Volumes are durable storage that outlives any sandbox and can be mounted into
several at once. This example creates a volume, mounts it read-write in one
sandbox and read-only in another, and shows a write flowing between them.
Requires a deployment with the shared-volume backend enabled (the hosted
private beta has it).
Setup
uv pip install "nullspace-sdk==0.1.9"
export NULLSPACE_API_KEY=ns_live_...
export NULLSPACE_API_URL=https://api.your-nullspace-domain
Python
import uuid
from nullspace import Sandbox, Volume, VolumeMount
volume = Volume.create(f"shared-{uuid.uuid4().hex[:8]}")
writer = reader = None
try:
writer = Sandbox.create(
template="base", timeout=120,
volumes=[volume.mount("/workspace/shared")],
)
reader = Sandbox.create(
template="base", timeout=120,
volumes=[VolumeMount(ref=volume.name, mount_path="/workspace/shared",
read_only=True)],
)
writer.files.write("/workspace/shared/hello.txt", "hello from shared volume\n")

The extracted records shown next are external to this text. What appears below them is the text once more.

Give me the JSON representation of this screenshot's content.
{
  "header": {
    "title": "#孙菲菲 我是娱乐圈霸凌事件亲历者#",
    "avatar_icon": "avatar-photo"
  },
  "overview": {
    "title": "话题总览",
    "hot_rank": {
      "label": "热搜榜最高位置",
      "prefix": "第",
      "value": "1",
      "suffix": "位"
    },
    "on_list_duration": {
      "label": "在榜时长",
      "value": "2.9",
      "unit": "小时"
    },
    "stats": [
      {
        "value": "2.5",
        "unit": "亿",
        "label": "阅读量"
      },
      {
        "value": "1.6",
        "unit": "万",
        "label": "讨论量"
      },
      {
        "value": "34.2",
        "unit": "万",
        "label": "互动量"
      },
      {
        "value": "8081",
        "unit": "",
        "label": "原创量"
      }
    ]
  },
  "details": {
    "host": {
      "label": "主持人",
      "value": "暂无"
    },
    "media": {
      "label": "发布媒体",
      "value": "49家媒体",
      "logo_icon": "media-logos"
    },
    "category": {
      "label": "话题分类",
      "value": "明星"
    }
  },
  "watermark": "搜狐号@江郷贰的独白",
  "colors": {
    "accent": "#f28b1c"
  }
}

print("reader saw:", reader.files.read("/workspace/shared/hello.txt").strip())
finally:
for sandbox in (writer, reader):
if sandbox is not None:
sandbox.kill()
volume.delete()
Expected output
reader saw: hello from shared volume
Writes land in the volume, not the sandbox rootfs — destroy both sandboxes and
the data stays until volume.delete(). The read-only mount makes the reader’s
side of the tree immutable; writes there fail with a permission error.